91. The method according to claim 90, wherein iteratively merging two or more clusters among the plurality of clusters is based on aligning representative sequence regions from each cluster using a different sequence identity for each iteration.
92. The method according to claim 90, wherein two or more of the aforementioned clusters are iteratively merged until a predetermined number of clusters are generated.
93. The method according to claim 92, wherein the predetermined number of clusters is 1.
94. The method according to claim 77, wherein the genotype of the candidate ITR sequence is the same as that of a wild-type AAV ITR sequence or a manipulated AAV ITR sequence.
95. The method according to claim 77, further comprising producing additional AAV vectors using the same plasmid used to produce the plurality of AAV vectors, based on the genotype of the candidate ITR sequence which is identical to the wild-type AAV ITR sequence or the engineered AAV ITR sequence.
96. The method of claim 95, further comprising packaging the plurality of AAV vectors for distribution based on the genotype of the candidate ITR sequence which is identical to the wild-type ITR sequence or the manipulated ITR sequence.
97. The method according to claim 95, further comprising administering a therapeutically effective amount of a manufactured recombinant AAV vector to a human subject.

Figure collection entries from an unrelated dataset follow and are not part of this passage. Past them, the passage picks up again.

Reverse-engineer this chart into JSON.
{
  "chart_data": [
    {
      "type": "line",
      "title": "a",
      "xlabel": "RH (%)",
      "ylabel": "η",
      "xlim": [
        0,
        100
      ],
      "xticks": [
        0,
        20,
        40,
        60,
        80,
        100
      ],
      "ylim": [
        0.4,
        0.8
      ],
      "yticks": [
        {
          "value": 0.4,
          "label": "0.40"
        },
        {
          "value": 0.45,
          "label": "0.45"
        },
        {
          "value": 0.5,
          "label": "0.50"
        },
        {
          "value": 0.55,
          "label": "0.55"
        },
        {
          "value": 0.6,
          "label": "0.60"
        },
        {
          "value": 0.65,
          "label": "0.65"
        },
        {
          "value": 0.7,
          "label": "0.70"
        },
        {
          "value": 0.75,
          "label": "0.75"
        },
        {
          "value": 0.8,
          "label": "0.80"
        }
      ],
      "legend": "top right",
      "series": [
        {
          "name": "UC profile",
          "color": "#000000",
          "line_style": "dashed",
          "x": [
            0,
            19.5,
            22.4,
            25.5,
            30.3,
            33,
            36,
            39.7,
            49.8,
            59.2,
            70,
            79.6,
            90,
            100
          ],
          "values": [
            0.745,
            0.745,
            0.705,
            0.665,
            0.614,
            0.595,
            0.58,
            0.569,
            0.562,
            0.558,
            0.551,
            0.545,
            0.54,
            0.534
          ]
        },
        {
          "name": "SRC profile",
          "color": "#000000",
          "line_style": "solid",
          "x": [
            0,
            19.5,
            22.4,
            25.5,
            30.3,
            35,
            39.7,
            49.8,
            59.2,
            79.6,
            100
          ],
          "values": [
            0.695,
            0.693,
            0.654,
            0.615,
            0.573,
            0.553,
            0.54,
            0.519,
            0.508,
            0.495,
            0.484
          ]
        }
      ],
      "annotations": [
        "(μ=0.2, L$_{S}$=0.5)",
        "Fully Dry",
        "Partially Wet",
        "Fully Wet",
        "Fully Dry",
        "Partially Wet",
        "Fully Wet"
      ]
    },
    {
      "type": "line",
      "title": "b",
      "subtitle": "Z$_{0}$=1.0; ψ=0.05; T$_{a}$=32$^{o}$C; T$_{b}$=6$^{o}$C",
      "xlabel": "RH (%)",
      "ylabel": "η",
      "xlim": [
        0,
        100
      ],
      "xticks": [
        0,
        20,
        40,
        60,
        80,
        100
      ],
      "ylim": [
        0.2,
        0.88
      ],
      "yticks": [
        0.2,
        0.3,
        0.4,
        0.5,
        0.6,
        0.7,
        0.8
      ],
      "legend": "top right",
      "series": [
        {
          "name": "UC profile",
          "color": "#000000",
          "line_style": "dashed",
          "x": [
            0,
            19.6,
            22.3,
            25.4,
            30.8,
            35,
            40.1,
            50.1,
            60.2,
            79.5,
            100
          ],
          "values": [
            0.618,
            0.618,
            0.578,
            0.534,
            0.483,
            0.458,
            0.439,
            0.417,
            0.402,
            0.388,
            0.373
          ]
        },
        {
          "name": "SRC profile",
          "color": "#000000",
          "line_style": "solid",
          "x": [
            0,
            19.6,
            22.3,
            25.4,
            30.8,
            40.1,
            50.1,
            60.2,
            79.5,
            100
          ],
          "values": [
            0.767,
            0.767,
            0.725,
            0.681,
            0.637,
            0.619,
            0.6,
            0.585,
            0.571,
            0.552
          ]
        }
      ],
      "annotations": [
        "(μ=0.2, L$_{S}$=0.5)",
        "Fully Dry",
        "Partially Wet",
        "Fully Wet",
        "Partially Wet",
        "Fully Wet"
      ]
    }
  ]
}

98. A method of treating a subject that requires treatment, The aforementioned subjects are administered a therapeutically effective dose of an adeno-associated virus (AAV) vector containing a vector genome encapsulated by an AAV capsid. The AAV genome comprises at least two AAV inverted terminal repeats (ITRs), nucleic acid sequences encoding therapeutic agents, A method wherein the genotypes of at least two AAV ITRs are identical to a reference AAV ITR determined according to the method of claim 77.